Nel bel mezzo della guerra tra il governo Meloni e la magistratura il destino ha collocato la sorte di una quarantina di immigrati provenienti da Egitto, Bangladesh, Gambia e Costa d'Avorio scesi dalla nave militare Cassiopea, sulla cui detenzione nell'hotspot albanese di Gjader decideranno i giudici della Corte d'Appello di Roma, la stessa che ha liberato il criminale di guerra libico Osama al Najem Almasri per un cavillo e che la sinistra considera responsabile del boom di sbarchi in Italia dalla Libia. Una mezza dozzina di richiedenti asilo sono stati già rimpatriati ieri dopo lo screening medico: si tratta di cinque migranti, due sono del Gambia, uno della Costa d'Avorio e due del Bangladesh, che secondo le analisi sarebbero risultati minori (in quattro) e fragili. Saranno invece trasferite nel centri di Gjader i restanti 44 richiedenti asilo, 8 egiziani e 36 bengalesi. Il protocollo prevede che al regime di procedura accelerata di rimpatrio abbiano accesso solo i migranti maschi, maggiorenni e in buona salute senza documenti, provenienti dai «Paesi sicuri» (secondo l'elenco approvato a fine 2024 con il decreto Flussi) che siano stati soccorsi nel Mediterraneo da Marina, Guardia costiera o Finanza. Lo screening sarebbe dovuto avvenire sulla Cassiopea, ma l'accordo tra il governo e i medici dell'Oim, l'organizzazione Onu per le migrazioni che per sinistra e Ong dà ampie garanzia di terzietà, non è stato rinnovato in tempo. «Le operazioni le sta facendo il personale medico della Marina che, per quanto competente, non si occupa di queste cose», lamenta la Pd Rachele Scarpa, parte della delegazione parlamentare che vuole sovraintendere alle operazioni.

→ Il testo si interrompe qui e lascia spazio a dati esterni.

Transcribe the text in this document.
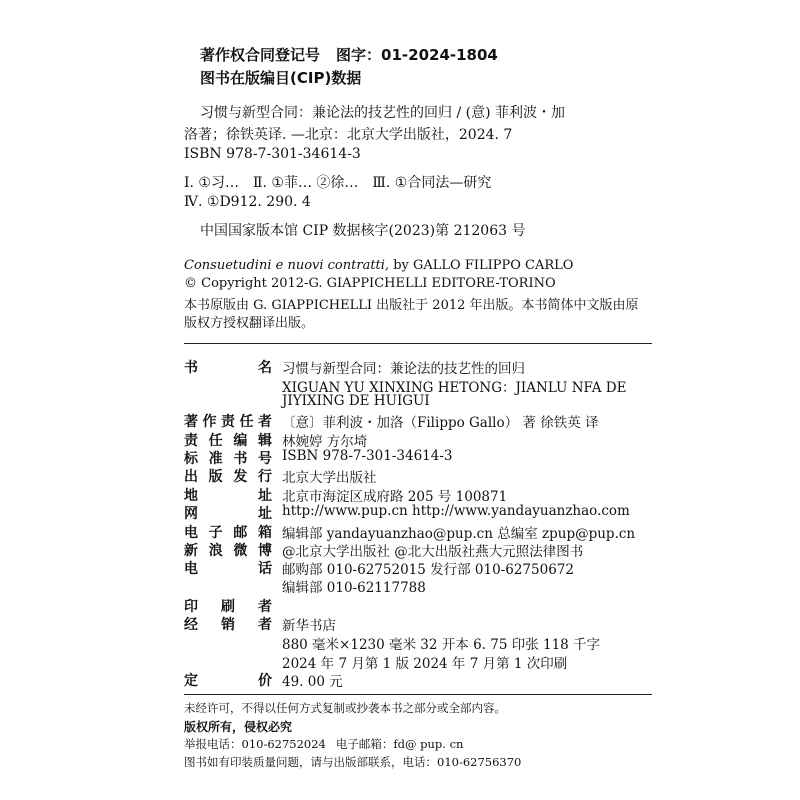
著作权合同登记号 图字：01-2024-1804
图书在版编目(CIP)数据
习惯与新型合同：兼论法的技艺性的回归 / (意) 菲利波・加
洛著；徐铁英译. —北京：北京大学出版社，2024. 7
ISBN 978-7-301-34614-3
Ⅰ. ①习… Ⅱ. ①菲… ②徐… Ⅲ. ①合同法—研究
Ⅳ. ①D912. 290. 4
中国国家版本馆 CIP 数据核字(2023)第 212063 号
Consuetudini e nuovi contratti, by GALLO FILIPPO CARLO
© Copyright 2012-G. GIAPPICHELLI EDITORE-TORINO
本书原版由 G. GIAPPICHELLI 出版社于 2012 年出版。本书简体中文版由原
版权方授权翻译出版。
书	名 习惯与新型合同：兼论法的技艺性的回归
XIGUAN YU XINXING HETONG：JIANLU NFA DE
JIYIXING DE HUIGUI
著 作 责 任 者 〔意〕菲利波・加洛（Filippo Gallo） 著 徐铁英 译
责 任 编 辑 林婉婷 方尔埼
标 准 书 号 ISBN 978-7-301-34614-3
出 版 发 行 北京大学出版社
地	址 北京市海淀区成府路 205 号 100871
网	址 http://www.pup.cn http://www.yandayuanzhao.com
电 子 邮 箱 编辑部 yandayuanzhao@pup.cn 总编室 zpup@pup.cn
新 浪 微 博 @北京大学出版社 @北大出版社燕大元照法律图书
电	话 邮购部 010-62752015 发行部 010-62750672
编辑部 010-62117788
印 刷 者
经 销 者 新华书店
880 毫米×1230 毫米 32 开本 6. 75 印张 118 千字
2024 年 7 月第 1 版 2024 年 7 月第 1 次印刷
定	价 49. 00 元
未经许可，不得以任何方式复制或抄袭本书之部分或全部内容。
版权所有，侵权必究
举报电话：010-62752024 电子邮箱：fd@ pup. cn
图书如有印装质量问题，请与出版部联系，电话：010-62756370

I primi verdetti di convalida (o meno) del fermo nell'hotspot albanese sono attesi tra stamattina e il pomeriggio. L'orientamento dei giudici della Corte d'Appello - su cui è ricaduta la competenza sui rimpatri accelerati - appare piuttosto consolidato: la sensazione è che ci siano pochi margini perché l'espulsione di chi non ha diritto d'asilo secondo la Questura di Roma venga convalidata, sebbene rispetto alle tanto contestate decisioni delle sezioni Immigrazione di ottobre e novembre scorso sulla definizione di «Paese sicuro» la Cassazione abbia fissato il paletto dell'esclusiva competenza del potere esecutivo, lasciando ai giudici la discrezionalità necessaria di non privare della libertà un clandestino, pur senza diritto d'asilo, purché arrivi dopo un'istruttoria documentata e calata sul singolo richiedente asilo, non erga omnes o con sentenze fotocopia come avvenuto finora.
A disinnescare il tentativo di un orientamento giurisprudenziale diverso è stata la mossa del presidente della Corte d'Appello di Roma Giuseppe Meliadò (che ha già annunciato apertis verbis la sua contrarietà al Decreto flussi e alla riforma della
giustizia): richiamare nella scuderia della Corte i giudici delle sezioni Immigrazione collegati in videoconferenza. Un gioco delle tre carte che rischia di vanificare anche il terzo viaggio delle navi militari italiane in Albania.